Niedersachsens Ministerpräsident Stephan Weil (SPD) hat Forderungen eine Absage erteilt, angesichts noch immer hoher Corona-Infektionszahlen die Schulen generell in einen Wechselbetrieb zu schicken. Dabei würde jeweils nur die Hälfte der Schülerinnen direkt im Klassenzimmer unterrichtet. „Diesen Forderungen kann ich persönlich nichts abgewinnen“, sagte Weil am Montag in einer Regierungserklärung vor dem niedersächsischen Landtag.

Erhoben hatte die Forderung Salzgitters Oberbürgermeister Frank Klingebiel (CDU), der in seiner Stadt alle Schulen bis zum 18. Dezember in den Wechselbetrieb geschickt hat. Auch Lehrer und Schüler hatten einen schnelleren Wechsel in das sogenannte Szenario B mit Unterricht teils in den Schulen und teils zu Hause gefordert, um das Risiko einer Corona-Ansteckung zu reduzieren.

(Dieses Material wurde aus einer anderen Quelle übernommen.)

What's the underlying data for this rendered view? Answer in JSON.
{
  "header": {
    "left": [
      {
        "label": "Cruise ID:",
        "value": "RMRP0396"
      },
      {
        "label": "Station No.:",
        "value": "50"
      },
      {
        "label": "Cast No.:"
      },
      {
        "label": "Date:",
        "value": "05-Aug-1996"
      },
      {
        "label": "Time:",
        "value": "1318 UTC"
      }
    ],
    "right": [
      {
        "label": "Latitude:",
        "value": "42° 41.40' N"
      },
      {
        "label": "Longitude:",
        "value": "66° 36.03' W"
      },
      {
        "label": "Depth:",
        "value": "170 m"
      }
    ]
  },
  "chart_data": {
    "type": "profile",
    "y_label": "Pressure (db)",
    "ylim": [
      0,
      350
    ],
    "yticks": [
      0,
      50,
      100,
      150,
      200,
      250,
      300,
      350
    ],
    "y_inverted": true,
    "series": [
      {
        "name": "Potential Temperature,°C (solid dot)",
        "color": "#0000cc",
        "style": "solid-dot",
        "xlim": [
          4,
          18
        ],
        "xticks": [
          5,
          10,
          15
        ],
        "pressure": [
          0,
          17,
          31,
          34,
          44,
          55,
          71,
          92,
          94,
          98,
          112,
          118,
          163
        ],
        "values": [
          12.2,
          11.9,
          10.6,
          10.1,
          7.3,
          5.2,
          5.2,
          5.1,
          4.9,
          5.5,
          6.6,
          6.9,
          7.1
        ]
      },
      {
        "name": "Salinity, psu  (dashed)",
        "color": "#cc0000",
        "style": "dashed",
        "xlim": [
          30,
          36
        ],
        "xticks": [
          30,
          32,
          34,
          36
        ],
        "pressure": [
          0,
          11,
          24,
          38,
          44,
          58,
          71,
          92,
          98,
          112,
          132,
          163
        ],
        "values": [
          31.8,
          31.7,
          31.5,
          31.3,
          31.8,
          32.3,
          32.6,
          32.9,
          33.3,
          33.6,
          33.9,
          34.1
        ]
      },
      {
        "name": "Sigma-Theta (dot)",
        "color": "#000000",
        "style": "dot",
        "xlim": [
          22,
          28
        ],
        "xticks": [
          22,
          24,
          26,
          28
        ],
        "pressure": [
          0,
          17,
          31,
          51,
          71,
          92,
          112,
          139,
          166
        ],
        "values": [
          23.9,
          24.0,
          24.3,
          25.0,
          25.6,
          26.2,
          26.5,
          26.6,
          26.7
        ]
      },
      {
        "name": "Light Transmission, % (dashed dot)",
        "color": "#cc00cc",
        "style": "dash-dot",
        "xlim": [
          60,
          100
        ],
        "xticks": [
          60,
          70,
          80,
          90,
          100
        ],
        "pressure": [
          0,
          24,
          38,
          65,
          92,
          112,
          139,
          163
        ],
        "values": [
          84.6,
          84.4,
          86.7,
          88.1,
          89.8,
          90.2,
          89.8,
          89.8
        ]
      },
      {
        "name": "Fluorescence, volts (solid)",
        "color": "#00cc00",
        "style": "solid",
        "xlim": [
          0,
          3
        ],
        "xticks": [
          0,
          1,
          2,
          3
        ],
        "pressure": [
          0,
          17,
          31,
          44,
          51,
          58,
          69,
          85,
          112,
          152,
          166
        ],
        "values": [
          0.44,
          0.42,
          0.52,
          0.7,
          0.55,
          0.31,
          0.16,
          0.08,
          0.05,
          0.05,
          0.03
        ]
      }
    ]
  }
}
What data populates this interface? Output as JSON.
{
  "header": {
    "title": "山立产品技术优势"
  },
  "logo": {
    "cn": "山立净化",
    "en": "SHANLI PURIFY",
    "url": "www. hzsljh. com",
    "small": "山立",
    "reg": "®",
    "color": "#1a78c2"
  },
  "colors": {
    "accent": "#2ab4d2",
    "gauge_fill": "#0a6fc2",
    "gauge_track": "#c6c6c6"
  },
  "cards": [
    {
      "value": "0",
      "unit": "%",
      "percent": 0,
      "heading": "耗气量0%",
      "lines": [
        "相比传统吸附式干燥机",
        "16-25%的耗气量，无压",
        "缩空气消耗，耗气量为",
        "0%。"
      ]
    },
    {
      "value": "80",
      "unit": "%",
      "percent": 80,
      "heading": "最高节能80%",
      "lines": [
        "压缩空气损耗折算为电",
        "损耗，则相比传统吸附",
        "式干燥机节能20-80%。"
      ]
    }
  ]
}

Weil: Niedersachsen steht gut da in der Pandemie

Weil sagte, im Moment befänden sich 86,7 Prozent der Schülerinnen und Schüler im Präsenzunterricht. Dies zeige, dass der Weg Niedersachsens richtig sei. Niedersachsen sei auch das einzige Bundesland, das ab einem Sieben-Tages-Inzidenzwert von 100 Infektionen pro 100.000 Einwohner und einem Infektionsfall weiterführende Schulen in den Wechselbetrieb schicke und ab einem Wert von 200 generell alle Schulen.

Salzgitters OB hat bei einem Inzidenzwert von 171,4 den Wechselbetrieb aller Schulen in seiner Stadt bis zum 18. Dezember verlängert. Klingebiel forderte, landesweit so zu verfahren.

Weil betonte, dass Niedersachsen bei der Pandemiebekämpfung im bundesdeutschen Ländervergleich gut dastehe und eines der Länder mit den wenigsten Infektionen sei. Allerdings seien die Werte immer noch zu hoch. Deshalb brauche man weitere Beschränkungen bei privaten Kontakten. Der Ministerpräsident sagte, im kommenden Jahr werde die Lage gewiss besser, auch durch Impfungen und mehr Schnelltests für besonders gefährdete Einrichtungen wie etwa Alten- und Pflegeheime.

Grünen-Fraktionschefin Julia Willie Hamburg forderte ebenso wie ihr FDP-Kollege Stefan Birkner eine weiterführende Strategie der Landesregierung über Weihnachten und Silvester hinaus. Es reiche auch nicht, so Hamburg, „nur auf das Private zu schauen“, um die Infektionszahlen zu drücken. Man müsse auch den öffentlichen Personennahverkehr in den Blick nehmen. Immerhin greife die Landesregierung jetzt auch Anregungen der Opposition auf, gebe etwa Millionen frei zur Entzerrung des Schülerverkehrs. 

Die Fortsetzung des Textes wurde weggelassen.